It is hard to avoid noticing, though, that if the police did want to lend a helping hand to the wobbling government, they could hardly have played their hand better, declining to investigate despite mounting public rage, then changing their minds in a manner that defuses a looming crisis. The most generous reading here is that the force has bumbled its way into a situation where many people will fear it’s a cover-up. Hardly a great result.
This may be the result of incompetence – there’s a lot of it about. Then again, it might simply be that the Metropolitan Police simply doesn’t really care what the public thinks about it. That would certainly fit with its other recent behaviour – the way, for example, it sent officers in to break up a vigil for a woman who had been murdered by a serving police officer, being filmed manhandling women in the process. It would fit, too, with the fact its commissioner, Cressida Dick, was allowed to remain in post despite being personally censured for obstruction by the independent inquiry into the 1987 murder of Daniel Morgan, a private detective. That inquiry, incidentally, described the Met as “institutionally corrupt”.

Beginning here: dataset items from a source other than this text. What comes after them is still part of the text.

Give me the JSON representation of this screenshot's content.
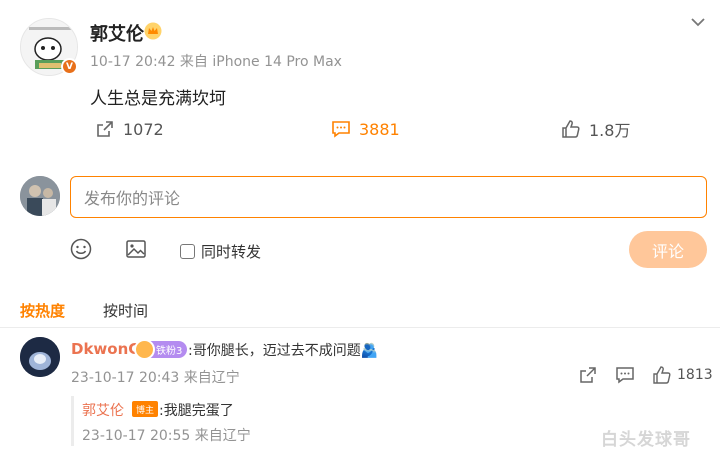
{
  "post": {
    "author": "郭艾伦",
    "meta": "10-17 20:42  来自 iPhone 14 Pro Max",
    "content": "人生总是充满坎坷",
    "reposts": "1072",
    "comments": "3881",
    "likes": "1.8万"
  },
  "composer": {
    "placeholder": "发布你的评论",
    "repost_label": "同时转发",
    "submit_label": "评论"
  },
  "sort": {
    "hot": "按热度",
    "time": "按时间"
  },
  "comments": [
    {
      "user": "DkwonC",
      "fan_badge": "铁粉3",
      "text": ":哥你腿长，迈过去不成问题🫂",
      "time": "23-10-17 20:43 来自辽宁",
      "likes": "1813",
      "reply": {
        "user": "郭艾伦",
        "badge": "博主",
        "text": ":我腿完蛋了",
        "time": "23-10-17 20:55 来自辽宁"
      }
    }
  ],
  "watermark": "白头发球哥",
  "colors": {
    "accent": "#ff8200",
    "username": "#eb7350",
    "muted": "#939393"
  }
}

Some commentators have described Dick as incompetent. I’m not so sure. If she’s trying to prosecute crime, or ensure public confidence in the force over which she presides, then her record is hard to defend. If, on the other hand, she sees her role as working with senior politicians to protect the institutional interests of the Metropolitan Police, then you can argue she’s doing a bang-up job.
At any rate, this week has been another stinker for public confidence in a police force that – like the Prime Minister its officers are detailed to protect – seems to keep rolling from crisis to crisis. But unlike the existence of those Downing Street parties, there’s remarkably little evidence that they care.